We’d already seen Rickman’s comedic chops in the likes of Prince of Thieves with his (reportedly ad-libbed) cancelling of Christmas – we’d seen it even earlier as Kevin Kline’s artist flatmate in The January Man – and he certainly left his imprint in that genre with his turn in Dogma and with ‘that’ unmistakable voice as Marvin in The Hitchhikers Guide To The Galaxy.
But by Grabthar’s hammer, his lasting comedy gift to us though was in the greatest Star Trek film never made, Galaxy Quest, in his Nimoy/Patrick Stewart hybrid role as the award-winning Shakespearean actor, Alexander Dane, who is is typecast as alien Dr. Lazarus. His delivery is sublime.
Back to Truly, Madly, Deeply, Rickman ultimately shows us even in death there is life. And perhaps that is what he has left with his body of work, his life of others on the screen. They aren’t Rickman, but they are, we feel we know him, and feeling we know him and the interesting characters he inhabited, we miss him.
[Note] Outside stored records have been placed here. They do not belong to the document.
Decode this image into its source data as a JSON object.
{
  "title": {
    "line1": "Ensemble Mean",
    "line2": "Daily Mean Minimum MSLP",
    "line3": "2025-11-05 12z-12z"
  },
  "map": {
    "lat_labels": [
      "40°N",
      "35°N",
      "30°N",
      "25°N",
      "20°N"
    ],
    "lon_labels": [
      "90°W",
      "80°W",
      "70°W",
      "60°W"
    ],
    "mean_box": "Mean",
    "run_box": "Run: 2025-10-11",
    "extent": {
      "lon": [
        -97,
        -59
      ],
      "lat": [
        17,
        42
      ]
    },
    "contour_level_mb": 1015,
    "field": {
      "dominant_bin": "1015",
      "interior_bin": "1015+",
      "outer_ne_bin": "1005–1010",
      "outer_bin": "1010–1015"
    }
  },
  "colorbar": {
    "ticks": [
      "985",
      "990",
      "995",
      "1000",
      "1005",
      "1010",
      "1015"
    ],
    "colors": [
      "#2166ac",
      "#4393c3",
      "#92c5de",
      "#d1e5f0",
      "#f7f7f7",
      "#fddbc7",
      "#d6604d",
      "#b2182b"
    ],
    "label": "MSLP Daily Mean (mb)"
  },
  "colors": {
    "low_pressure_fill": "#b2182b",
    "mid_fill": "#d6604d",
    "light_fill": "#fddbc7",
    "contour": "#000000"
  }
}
Like Jamie, the character he plays in Truly, we can always have him in our home. Released theatrically in the US it was shown as part of a Screen Two drama on BBC2, so it was somewhat fitting that it all kind of came full circle upon Rickman’s passing as good friend and Truly, Madly, Deeply co-star Juliet Stevenson was interviewed live in the Newsnight studio on BBC2.
With a giant black and white image of Rickman behind her she said: “He could make you roar with laughter with a couple of words, he could be searingly insightful with just a line. He was very instinctive and a very intuitive person.”
And that in a single sentence pretty much perfectly encapsulates all of the above and captures the very essence of the man and his performances.
Her beautiful tribute continued: “He treated everyone with the same degree of courtesy and that’s one of the reasons he’s very, very loved. He had absolutely no snobbery at all. He saw the possibilities in everybody.”
I wrote to Alan Rickman back in 2001, when he was in London on stage at the Albery Theatre in ‘Private Lives’. He showed that courtesy Stevenson spoke of to me and very kindly sent a signed black and white picture back, and that’s just one of the reasons he’s very, very loved and shall continue to be very, very missed.